My own opinion is that comparisons with other machines that very seldom live in homes is a complete waste of time.
You can be certain that when Dell sets out to produce a computer system, they decide on the intended market before they select the first integrated circuit on the motherboard. After they decide what market they want to serve, then they design the machine around this market, with the most important factor being that they will come to market at a price that the intended customer will pay. Only then does machine design proceed and it is then done to those specs and at that price point.
LM appears to have done more or less the same thing with the GS3, although after the reality of the costs became obvious they were forced to price it at the very upper end of the range that they thought they could sell it for (e.g., when the provisionally announced price of ~$2500 went up to $4500).
In the interim, during a period of design and other delays (including UL Certification), Franke, which had bought US distribution rights by purchasing ESI, began to assert control over US distribution, a control that they were obviously entitled to having bought those rights.
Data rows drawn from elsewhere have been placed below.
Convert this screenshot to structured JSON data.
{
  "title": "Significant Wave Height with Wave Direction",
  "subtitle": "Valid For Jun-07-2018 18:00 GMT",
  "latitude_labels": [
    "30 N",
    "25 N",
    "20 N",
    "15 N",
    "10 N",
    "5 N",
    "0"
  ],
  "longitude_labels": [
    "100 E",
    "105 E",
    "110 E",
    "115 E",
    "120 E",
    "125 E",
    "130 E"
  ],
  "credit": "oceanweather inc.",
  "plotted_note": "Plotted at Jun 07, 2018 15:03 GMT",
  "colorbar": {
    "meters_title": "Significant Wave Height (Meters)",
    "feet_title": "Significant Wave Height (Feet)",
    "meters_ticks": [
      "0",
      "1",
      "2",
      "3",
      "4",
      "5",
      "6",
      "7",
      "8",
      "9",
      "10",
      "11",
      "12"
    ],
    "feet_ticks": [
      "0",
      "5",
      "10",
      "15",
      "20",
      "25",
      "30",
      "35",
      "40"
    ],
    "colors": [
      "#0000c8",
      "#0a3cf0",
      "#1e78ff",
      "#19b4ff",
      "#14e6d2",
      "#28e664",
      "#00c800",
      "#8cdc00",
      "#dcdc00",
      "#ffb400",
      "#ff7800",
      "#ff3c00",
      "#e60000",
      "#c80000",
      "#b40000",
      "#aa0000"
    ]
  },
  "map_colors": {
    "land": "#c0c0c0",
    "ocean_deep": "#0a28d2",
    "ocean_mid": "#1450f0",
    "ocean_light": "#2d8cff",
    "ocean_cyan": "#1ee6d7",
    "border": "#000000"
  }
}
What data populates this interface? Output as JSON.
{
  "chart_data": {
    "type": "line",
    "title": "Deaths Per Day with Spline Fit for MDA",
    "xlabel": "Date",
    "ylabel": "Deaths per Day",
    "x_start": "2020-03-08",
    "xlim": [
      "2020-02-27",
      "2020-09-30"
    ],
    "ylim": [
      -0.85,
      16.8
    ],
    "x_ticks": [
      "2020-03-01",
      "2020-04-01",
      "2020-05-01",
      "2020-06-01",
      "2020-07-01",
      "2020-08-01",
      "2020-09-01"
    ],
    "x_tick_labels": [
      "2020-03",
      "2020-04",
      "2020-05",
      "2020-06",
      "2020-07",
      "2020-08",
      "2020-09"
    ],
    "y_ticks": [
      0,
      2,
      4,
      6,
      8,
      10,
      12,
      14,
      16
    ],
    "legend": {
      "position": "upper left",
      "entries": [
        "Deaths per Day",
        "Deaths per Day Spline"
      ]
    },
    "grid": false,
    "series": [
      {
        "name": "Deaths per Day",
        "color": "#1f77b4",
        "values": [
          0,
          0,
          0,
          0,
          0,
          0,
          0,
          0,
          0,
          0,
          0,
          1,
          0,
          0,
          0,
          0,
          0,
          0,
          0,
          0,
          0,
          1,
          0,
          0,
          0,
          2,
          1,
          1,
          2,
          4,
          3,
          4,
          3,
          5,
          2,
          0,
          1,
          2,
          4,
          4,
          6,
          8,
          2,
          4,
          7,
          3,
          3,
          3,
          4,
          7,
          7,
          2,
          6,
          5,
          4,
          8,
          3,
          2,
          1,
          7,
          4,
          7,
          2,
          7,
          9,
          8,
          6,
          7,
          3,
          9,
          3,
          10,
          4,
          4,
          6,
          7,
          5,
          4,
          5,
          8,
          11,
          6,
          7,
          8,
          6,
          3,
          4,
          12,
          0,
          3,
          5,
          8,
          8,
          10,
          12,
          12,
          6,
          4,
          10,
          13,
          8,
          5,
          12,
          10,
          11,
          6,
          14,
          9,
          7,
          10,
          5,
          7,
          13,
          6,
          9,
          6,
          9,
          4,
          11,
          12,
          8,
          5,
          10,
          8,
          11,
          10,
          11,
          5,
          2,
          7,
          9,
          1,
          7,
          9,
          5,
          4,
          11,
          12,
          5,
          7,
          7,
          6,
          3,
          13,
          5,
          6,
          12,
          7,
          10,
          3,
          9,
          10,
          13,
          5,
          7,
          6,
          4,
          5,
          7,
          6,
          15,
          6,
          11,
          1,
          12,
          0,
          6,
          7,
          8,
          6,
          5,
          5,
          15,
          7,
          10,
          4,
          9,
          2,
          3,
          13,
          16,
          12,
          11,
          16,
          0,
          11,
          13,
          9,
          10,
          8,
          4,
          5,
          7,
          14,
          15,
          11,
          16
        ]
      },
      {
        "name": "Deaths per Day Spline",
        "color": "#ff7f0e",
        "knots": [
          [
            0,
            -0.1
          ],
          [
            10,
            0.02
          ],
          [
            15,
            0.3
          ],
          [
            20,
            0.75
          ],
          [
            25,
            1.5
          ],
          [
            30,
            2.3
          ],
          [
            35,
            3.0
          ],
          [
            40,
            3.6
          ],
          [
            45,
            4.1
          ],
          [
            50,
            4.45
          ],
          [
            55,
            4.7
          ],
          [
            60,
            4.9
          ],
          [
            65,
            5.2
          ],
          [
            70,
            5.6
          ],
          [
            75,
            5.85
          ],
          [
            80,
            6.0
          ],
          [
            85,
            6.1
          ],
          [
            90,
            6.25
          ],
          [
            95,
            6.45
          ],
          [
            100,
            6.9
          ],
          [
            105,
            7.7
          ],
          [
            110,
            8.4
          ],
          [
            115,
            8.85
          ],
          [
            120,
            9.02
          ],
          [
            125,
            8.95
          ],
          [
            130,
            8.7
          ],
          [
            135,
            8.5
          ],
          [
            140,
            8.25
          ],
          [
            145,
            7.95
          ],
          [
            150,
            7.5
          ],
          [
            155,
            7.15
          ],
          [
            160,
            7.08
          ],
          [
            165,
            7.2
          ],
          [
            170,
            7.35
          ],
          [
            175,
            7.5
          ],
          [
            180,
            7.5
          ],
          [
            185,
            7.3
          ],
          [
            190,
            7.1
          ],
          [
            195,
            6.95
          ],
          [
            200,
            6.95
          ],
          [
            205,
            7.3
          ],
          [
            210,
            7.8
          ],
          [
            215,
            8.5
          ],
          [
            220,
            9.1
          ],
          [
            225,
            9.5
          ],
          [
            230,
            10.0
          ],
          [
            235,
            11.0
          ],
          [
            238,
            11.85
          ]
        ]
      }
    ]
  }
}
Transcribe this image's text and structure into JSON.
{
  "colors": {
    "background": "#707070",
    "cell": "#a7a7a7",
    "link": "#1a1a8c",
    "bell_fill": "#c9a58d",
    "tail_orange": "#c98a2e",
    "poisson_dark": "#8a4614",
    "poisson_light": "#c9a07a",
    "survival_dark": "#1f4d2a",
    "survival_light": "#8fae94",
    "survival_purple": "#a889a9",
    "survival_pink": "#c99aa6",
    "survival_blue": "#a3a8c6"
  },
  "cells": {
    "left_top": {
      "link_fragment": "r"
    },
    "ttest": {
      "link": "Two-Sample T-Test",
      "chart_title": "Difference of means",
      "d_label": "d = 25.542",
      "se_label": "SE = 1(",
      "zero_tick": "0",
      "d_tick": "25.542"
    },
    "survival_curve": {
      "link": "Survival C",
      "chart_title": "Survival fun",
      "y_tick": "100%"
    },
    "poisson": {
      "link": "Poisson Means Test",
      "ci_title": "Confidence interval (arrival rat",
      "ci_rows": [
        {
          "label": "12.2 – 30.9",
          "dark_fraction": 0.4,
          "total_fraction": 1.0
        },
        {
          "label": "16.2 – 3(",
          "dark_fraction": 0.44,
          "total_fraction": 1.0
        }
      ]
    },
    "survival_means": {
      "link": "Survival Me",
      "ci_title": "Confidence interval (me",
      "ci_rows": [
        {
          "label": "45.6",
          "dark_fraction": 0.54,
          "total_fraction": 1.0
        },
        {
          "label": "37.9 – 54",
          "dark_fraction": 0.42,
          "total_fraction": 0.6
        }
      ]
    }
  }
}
In the end, you have a machine that was conceived for the very high end US home market, with the expectation that there would be some "spillover sales" to the rest of the world, since even though most expensive machines in homes are to be found in N. America, there are a small proportion of other potential buyers elsewhere.
Unfortunately for LM, the US distribution system, which they expected to help them by doing it directly, has now changed and they are left with the equivalent of the $3000 home PC, something you might have sold 5 or 7 years ago but wouldn't have a prayer with today, in late 2007.
In addition, one of the major centerpieces of the GS3's new technology is tight temperature control. In Dec. 2007, this has the feel of something about which one might say, "oh, that's oh-so 2004." One has only to read through boards like this to realize that the discussions about shot temperature are a small percentage of what they were a couple or three years ago.
Ergo, I think that if they had it to do over again, LM might have chosen to do this through a separate division that they would have negotiated out of the Franke-ESI purchase, or not to have embarked on the project at all.